The 1872 Election and the Dead Opponent

The 1872 election was just weird. Grant was running for re-election against Horace Greeley. Greeley was a eccentric newspaper editor who somehow managed to get the backing of both the "Liberal Republicans" and the Democrats.

But then, Greeley died.

He died after the popular vote was cast but before the Electoral College could meet. It’s the only time in U.S. history a major presidential candidate died during the election process. Grant won by a landslide, but he essentially beat a ghost.

Actionable Insights from Grant’s Weird Life

If there’s anything to take away from these Ulysses S. Grant funny facts, it’s that "success" isn't a straight line. Grant was a man of immense contradictions. He was a quiet, shy, sensitive person who was thrust into the loudest, most violent role imaginable.

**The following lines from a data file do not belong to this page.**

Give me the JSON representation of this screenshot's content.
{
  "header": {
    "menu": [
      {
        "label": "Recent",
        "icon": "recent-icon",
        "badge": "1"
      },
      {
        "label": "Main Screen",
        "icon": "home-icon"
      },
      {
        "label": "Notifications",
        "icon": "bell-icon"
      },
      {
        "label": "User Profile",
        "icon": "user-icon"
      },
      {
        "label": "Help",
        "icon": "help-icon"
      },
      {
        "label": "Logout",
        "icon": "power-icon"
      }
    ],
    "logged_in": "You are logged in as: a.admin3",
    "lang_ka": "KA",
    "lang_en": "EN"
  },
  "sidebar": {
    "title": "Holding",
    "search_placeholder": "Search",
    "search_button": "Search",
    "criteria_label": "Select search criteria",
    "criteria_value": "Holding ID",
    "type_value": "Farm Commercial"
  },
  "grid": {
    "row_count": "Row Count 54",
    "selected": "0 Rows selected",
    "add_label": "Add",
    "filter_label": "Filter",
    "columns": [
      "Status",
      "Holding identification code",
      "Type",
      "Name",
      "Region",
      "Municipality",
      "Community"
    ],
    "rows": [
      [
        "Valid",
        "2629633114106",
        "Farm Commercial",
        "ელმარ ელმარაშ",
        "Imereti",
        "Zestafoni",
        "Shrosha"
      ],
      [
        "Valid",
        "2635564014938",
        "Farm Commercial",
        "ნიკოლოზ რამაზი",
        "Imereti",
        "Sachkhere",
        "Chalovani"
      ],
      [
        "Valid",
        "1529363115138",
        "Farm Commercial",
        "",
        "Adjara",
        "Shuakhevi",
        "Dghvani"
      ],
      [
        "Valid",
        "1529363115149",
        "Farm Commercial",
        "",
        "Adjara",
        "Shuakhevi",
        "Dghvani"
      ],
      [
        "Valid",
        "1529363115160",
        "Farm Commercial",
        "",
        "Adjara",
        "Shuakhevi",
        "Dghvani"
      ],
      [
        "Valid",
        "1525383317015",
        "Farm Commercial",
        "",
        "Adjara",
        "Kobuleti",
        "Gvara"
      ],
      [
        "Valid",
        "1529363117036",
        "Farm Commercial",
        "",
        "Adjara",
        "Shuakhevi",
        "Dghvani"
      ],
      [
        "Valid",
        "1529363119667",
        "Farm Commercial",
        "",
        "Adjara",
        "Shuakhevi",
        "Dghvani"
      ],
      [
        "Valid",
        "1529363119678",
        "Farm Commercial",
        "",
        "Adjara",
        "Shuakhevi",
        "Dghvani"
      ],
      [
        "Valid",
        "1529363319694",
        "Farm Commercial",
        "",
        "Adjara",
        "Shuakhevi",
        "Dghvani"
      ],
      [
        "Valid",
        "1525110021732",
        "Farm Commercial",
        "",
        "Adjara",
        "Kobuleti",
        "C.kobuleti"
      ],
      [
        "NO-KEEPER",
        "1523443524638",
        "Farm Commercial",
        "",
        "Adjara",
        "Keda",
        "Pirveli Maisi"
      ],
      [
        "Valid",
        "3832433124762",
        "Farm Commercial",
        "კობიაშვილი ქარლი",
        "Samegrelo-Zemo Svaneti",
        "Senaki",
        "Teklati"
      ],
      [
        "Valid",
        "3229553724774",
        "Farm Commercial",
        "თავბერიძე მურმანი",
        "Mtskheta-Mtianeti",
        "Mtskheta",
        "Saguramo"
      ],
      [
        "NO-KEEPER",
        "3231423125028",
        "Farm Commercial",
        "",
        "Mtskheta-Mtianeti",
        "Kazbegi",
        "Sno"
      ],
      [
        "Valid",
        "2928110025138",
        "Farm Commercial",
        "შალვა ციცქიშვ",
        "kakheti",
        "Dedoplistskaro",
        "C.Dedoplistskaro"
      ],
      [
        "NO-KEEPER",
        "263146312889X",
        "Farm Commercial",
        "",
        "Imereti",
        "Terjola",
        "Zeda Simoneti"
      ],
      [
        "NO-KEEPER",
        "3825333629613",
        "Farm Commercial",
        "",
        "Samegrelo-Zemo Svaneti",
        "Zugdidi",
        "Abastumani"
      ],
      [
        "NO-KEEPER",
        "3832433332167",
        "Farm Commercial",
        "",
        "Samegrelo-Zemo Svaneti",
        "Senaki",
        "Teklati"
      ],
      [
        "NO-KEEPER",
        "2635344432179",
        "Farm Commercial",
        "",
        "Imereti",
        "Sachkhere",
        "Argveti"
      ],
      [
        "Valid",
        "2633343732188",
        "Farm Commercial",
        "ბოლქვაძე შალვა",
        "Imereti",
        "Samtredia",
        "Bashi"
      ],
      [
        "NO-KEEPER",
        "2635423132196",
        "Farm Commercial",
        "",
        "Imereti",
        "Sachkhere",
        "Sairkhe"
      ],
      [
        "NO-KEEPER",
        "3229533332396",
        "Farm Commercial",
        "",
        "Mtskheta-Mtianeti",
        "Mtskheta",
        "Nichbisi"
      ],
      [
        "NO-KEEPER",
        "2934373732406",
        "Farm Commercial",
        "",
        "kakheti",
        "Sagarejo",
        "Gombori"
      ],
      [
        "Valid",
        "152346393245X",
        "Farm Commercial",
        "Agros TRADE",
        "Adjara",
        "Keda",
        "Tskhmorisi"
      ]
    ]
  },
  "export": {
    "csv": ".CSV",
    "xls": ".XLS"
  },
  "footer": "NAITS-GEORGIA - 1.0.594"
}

  1. Leverage your mistakes: Grant turned a name typo into a brand. If you have a flaw or a mistake that sticks, see if you can own it rather than fighting it.
  2. Persistence over pedigree: He failed at almost everything civilian for forty years. He didn't "find his lane" until his mid-forties. It's never too late to pivot.
  3. Integrity matters more than optics: He let a cop arrest him because he respected the law more than his own ego. That kind of humility is rare, especially today.

If you're looking to dig deeper, read his Personal Memoirs. It’s widely considered the best military memoir ever written. Skip the dry history textbooks and go straight to the source to see the dry, understated wit of a man who was way more interesting than the $50 bill lets on.